All digital circuits in a computer are composed of these operations.

### AND / ∧

`A AND B` is true when both A and B are true, false otherwise. `∧` is the mathematical symbol for logical AND.

`A AND B AND C AND D ...` is true only when all operands are true, false otherwise

A B A AND B
0 0 0
0 1 0
1 0 0
1 1 1

Where 1 represents true and 0 represents false. In C Boolean logic any non-zero value represents true and only zero values represent false.

### OR / ∨

`A OR B` is true when either A or B are true, false otherwise. `∨` is the mathematical symbol for logical OR.

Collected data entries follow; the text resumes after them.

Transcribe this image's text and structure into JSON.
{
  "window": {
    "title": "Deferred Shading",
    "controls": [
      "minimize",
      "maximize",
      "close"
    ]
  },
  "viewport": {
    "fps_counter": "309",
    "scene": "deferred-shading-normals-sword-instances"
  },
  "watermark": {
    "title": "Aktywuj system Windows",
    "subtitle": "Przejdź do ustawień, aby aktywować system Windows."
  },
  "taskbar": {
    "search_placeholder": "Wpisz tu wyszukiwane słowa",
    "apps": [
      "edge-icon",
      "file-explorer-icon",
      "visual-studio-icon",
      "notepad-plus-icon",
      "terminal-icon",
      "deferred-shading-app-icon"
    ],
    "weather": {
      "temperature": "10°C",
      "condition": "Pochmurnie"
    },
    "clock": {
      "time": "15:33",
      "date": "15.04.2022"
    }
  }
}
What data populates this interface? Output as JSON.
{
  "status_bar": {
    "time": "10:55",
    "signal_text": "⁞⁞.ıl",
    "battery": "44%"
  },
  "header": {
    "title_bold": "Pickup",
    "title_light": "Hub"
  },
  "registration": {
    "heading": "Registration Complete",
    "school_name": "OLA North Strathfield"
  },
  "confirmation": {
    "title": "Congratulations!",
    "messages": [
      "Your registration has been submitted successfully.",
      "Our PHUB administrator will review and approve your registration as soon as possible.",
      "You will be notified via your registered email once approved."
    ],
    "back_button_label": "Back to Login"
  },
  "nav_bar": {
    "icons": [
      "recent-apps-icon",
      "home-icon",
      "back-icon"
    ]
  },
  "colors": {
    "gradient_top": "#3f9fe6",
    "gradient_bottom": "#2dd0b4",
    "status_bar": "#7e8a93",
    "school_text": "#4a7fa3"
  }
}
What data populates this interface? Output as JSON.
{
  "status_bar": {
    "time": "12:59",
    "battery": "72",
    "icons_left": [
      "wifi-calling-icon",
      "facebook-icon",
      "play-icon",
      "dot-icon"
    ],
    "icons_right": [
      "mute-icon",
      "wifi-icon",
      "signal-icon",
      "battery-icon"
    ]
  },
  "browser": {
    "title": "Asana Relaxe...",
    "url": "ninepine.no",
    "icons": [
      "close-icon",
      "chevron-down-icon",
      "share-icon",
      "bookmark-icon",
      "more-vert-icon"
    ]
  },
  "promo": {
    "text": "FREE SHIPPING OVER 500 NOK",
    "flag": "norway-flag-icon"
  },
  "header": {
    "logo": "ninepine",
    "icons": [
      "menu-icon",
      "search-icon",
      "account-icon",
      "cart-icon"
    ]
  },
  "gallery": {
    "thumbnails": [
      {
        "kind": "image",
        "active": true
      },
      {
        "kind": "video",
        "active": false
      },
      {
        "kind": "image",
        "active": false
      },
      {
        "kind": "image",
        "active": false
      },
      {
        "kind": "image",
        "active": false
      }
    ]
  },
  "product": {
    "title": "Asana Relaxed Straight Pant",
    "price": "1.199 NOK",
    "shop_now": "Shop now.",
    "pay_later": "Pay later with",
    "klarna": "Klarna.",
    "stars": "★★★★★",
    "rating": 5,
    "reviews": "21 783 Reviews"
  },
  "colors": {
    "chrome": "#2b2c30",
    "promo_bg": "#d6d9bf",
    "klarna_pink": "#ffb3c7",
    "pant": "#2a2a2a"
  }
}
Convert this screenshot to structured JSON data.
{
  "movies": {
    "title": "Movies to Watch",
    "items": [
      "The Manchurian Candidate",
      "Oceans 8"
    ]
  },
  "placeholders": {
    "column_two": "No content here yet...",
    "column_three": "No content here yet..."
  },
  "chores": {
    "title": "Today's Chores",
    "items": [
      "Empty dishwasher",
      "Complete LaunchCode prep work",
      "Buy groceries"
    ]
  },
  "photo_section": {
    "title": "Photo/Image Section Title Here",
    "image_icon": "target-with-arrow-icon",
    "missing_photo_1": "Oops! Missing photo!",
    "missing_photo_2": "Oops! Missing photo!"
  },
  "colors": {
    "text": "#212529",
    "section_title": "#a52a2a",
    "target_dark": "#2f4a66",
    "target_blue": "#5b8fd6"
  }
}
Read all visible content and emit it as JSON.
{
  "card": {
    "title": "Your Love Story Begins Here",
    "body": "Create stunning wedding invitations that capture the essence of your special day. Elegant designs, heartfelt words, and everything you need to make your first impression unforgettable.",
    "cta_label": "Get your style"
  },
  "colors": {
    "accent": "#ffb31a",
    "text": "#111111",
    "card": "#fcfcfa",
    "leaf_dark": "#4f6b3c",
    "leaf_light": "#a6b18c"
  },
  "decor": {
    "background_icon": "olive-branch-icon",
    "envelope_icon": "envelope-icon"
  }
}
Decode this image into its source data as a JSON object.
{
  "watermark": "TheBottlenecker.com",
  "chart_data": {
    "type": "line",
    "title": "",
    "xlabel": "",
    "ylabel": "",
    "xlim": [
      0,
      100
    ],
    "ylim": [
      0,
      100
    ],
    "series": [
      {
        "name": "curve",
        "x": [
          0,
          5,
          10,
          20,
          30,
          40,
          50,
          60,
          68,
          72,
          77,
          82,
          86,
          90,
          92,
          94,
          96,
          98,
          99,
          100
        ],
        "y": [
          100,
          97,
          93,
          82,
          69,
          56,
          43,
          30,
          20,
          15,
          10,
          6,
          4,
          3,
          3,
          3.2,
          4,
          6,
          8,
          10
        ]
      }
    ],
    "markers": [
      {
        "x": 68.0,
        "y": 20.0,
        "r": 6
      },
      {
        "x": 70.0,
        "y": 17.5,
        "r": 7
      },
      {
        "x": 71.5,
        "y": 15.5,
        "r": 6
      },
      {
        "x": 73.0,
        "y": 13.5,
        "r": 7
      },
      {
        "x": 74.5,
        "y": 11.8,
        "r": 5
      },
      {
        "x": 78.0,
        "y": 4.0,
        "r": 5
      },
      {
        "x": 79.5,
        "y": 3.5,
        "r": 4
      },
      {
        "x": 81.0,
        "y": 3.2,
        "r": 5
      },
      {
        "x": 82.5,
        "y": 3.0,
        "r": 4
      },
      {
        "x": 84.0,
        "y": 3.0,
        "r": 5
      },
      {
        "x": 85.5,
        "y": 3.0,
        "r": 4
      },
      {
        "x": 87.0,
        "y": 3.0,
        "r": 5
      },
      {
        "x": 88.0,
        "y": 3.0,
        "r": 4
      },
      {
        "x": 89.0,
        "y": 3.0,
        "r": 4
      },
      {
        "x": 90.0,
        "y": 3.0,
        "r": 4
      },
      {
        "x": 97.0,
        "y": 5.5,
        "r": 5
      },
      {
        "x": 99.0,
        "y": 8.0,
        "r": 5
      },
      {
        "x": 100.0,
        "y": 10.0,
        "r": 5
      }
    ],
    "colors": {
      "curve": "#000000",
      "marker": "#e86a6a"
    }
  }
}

`A OR B OR C OR D ...` is true when any of the operands are true, false otherwise.

A B A OR B
0 0 0
0 1 1
1 0 1
1 1 1

### NOT / ¬

`NOT A` is the logical inverse of A. `¬` or a horizontal bar over an operand or expression is the mathematical operator for logical NOT.

A NOT A
0 1
1 0

### XOR (Exclusive OR) / ⊕

`A XOR B` is true if A and B are not the same, this is the same as the "not equal" operation. `⊕` is the mathematical symbol for XOR.

`A XOR B XOR C XOR D ...` is true if an odd number of operands are true, false otherwise

A B A XOR B
0 0 0
0 1 1
1 0 1
1 1 0

### NAND, NOR, XNOR

`NAND`, `NOR` and `XNOR` are the inverted result of the `AND`, `OR` or `XOR` operations.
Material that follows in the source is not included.